Que pouvons-nous, au milieu de cette tourbe de gens sans aucun sens de ce qui est droit ni de ce qui est inique ? Et, me désespérant dans mon impuissance, c’est un soulagement pour moi et pour ma femme que de vous dire que nous souffrons avec vous. (13 février 1899).
Et enfin, en septembre suivant, au lendemain du verdict de Rennes : « Honnêtes gens indignés nouvelle monstrueuse iniquité abandonneront pas lutte » (9 septembre 1899).
Nous n’avons guère retrouvé dans ses articles – la vulgarisation scientifique s’y prêtant peu – de mentions de l’Affaire, à l’exception toutefois, dans Le Journal des économistes d’octobre 1899, de ce petit paragraphe à l’ironie mordante donné en introduction au compte rendu de l’ouvrage de Persifor Frazer intitulé : Des Faux en écriture et de l’écriture.
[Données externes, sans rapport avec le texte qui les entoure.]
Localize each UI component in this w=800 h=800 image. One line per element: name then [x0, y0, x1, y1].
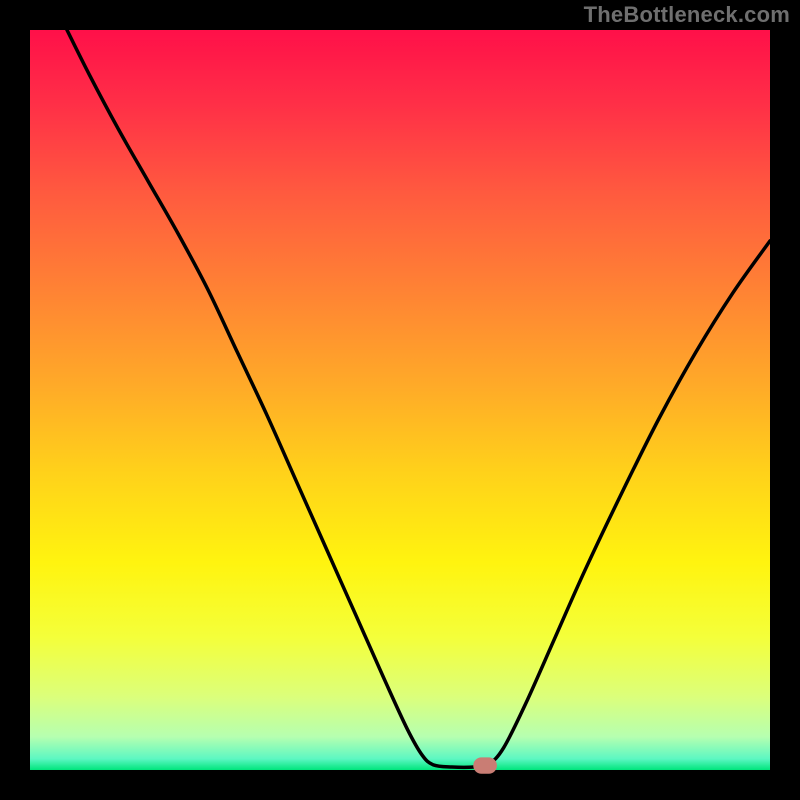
bottleneck-curve-plot [0, 0, 800, 800]
bottleneck-chart-frame: TheBottleneck.com [0, 0, 800, 800]
optimum-marker [473, 757, 497, 773]
plot-background [30, 30, 770, 770]
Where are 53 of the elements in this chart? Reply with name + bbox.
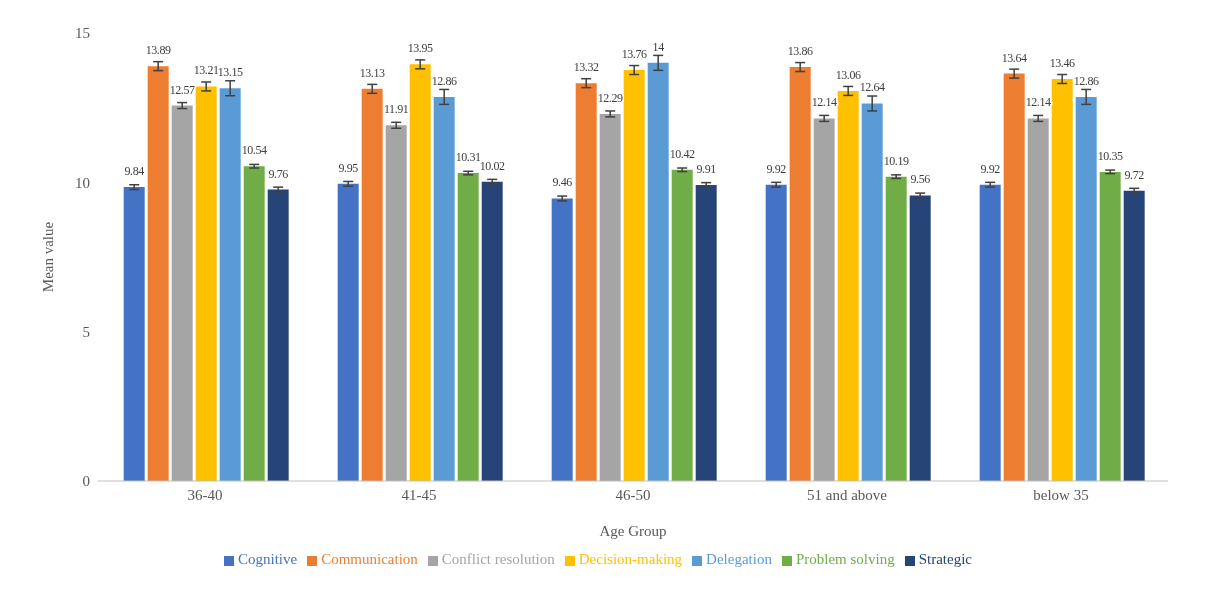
data-label: 13.89 <box>145 43 172 58</box>
data-label: 12.14 <box>1025 95 1052 110</box>
data-label: 9.84 <box>124 164 145 179</box>
x-tick-label: 51 and above <box>807 486 888 503</box>
data-label: 9.56 <box>910 172 931 187</box>
legend-label: Strategic <box>918 551 972 567</box>
x-tick-label: 41-45 <box>401 486 437 503</box>
data-label: 12.86 <box>1073 73 1100 88</box>
data-label: 9.95 <box>338 160 359 175</box>
data-label: 9.72 <box>1124 167 1145 182</box>
data-label: 11.91 <box>383 102 409 117</box>
data-label: 13.64 <box>1001 50 1028 65</box>
y-tick-label: 0 <box>82 473 90 490</box>
y-tick-label: 10 <box>75 174 90 191</box>
y-tick-label: 5 <box>82 323 90 340</box>
data-label: 13.46 <box>1049 55 1076 70</box>
x-tick-label: below 35 <box>1033 486 1089 503</box>
y-tick-label: 15 <box>75 25 90 42</box>
data-label: 13.06 <box>835 67 862 82</box>
data-label: 9.91 <box>696 162 717 177</box>
x-axis-title: Age Group <box>599 523 667 539</box>
data-label: 13.21 <box>193 63 220 78</box>
y-axis-title: Mean value <box>40 221 57 293</box>
data-label: 9.76 <box>268 166 289 181</box>
data-label: 9.46 <box>552 175 573 190</box>
legend-label: Communication <box>321 551 418 567</box>
legend-label: Delegation <box>706 551 772 567</box>
data-label: 12.57 <box>169 82 196 97</box>
data-label: 10.31 <box>455 150 482 165</box>
data-label: 13.32 <box>573 60 600 75</box>
data-label: 14 <box>652 39 665 54</box>
legend-label: Decision-making <box>578 551 683 567</box>
legend-label: Problem solving <box>795 551 895 567</box>
data-label: 10.42 <box>669 146 696 161</box>
data-label: 10.02 <box>479 158 506 173</box>
legend-label: Cognitive <box>238 551 298 567</box>
data-label: 13.95 <box>407 41 434 56</box>
data-label: 10.35 <box>1097 148 1124 163</box>
data-label: 12.14 <box>811 95 838 110</box>
data-label: 10.54 <box>241 143 268 158</box>
data-label: 12.86 <box>431 73 458 88</box>
legend-label: Conflict resolution <box>441 551 555 567</box>
data-label: 9.92 <box>766 161 787 176</box>
data-label: 13.86 <box>787 44 814 59</box>
data-label: 13.15 <box>217 65 244 80</box>
data-label: 10.19 <box>883 153 910 168</box>
x-tick-label: 46-50 <box>615 486 651 503</box>
data-label: 12.64 <box>859 80 886 95</box>
data-label: 9.92 <box>980 161 1001 176</box>
x-tick-label: 36-40 <box>187 486 223 503</box>
data-label: 12.29 <box>597 90 624 105</box>
data-label: 13.76 <box>621 47 648 62</box>
data-label: 13.13 <box>359 65 386 80</box>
Méthode scientifique nouvelle d’analyse et d’examen (Guillaumin et Cie) :
Nous ne sommes plus heureusement à l’époque où un juge osait dire, sans doute pour faire comprendre la puissance plutôt que la majesté de la justice : « donnez-moi deux lignes de l’écriture d’un homme et je me charge de le faire pendre ». Les temps ont marché depuis lors, la Révolution, la grande Révolution et ses immortels principes sont passés par là, ils sont même si bien passés, qu’on les perd quelque peu de vue. Et certains de nos tribunaux, faisant mieux que leurs devanciers, condamnent un homme sur deux lignes (ou même davantage) d’une écriture qui n’est pas la sienne, qui est reconnue par la plus haute juridiction civile et militaire de notre pays comme étant celle d’un autre. On conviendra qu’en semblable occurrence une méthode nouvelle et scientifique d’analyse et d’examen de l’écriture doit être la bienvenue de tout le monde, surtout si elle permet aux juges de s’instruire sur la manière d’attribuer scientifiquement aux gens gênants l’écriture de leur voisin. (« Comptes rendus »).
Par la suite, Bellet publiera de nombreux ouvrages, collaborera plus que jamais à une impressionnante multitude de titres de presse et enseignera à l’École des sciences politiques, à l’École des hautes études commerciales, à l’École commerciale de la rive gauche et aux Écoles normales de Versailles.
Sources et bibliographie : on consultera aussi son dossier de la Légion d’honneur sous la cote : LH/171/37. Ses lettres à Lucie sont conservées au Musée de Bretagne (la deuxième est du 13 et non 18 comme le dit la notice).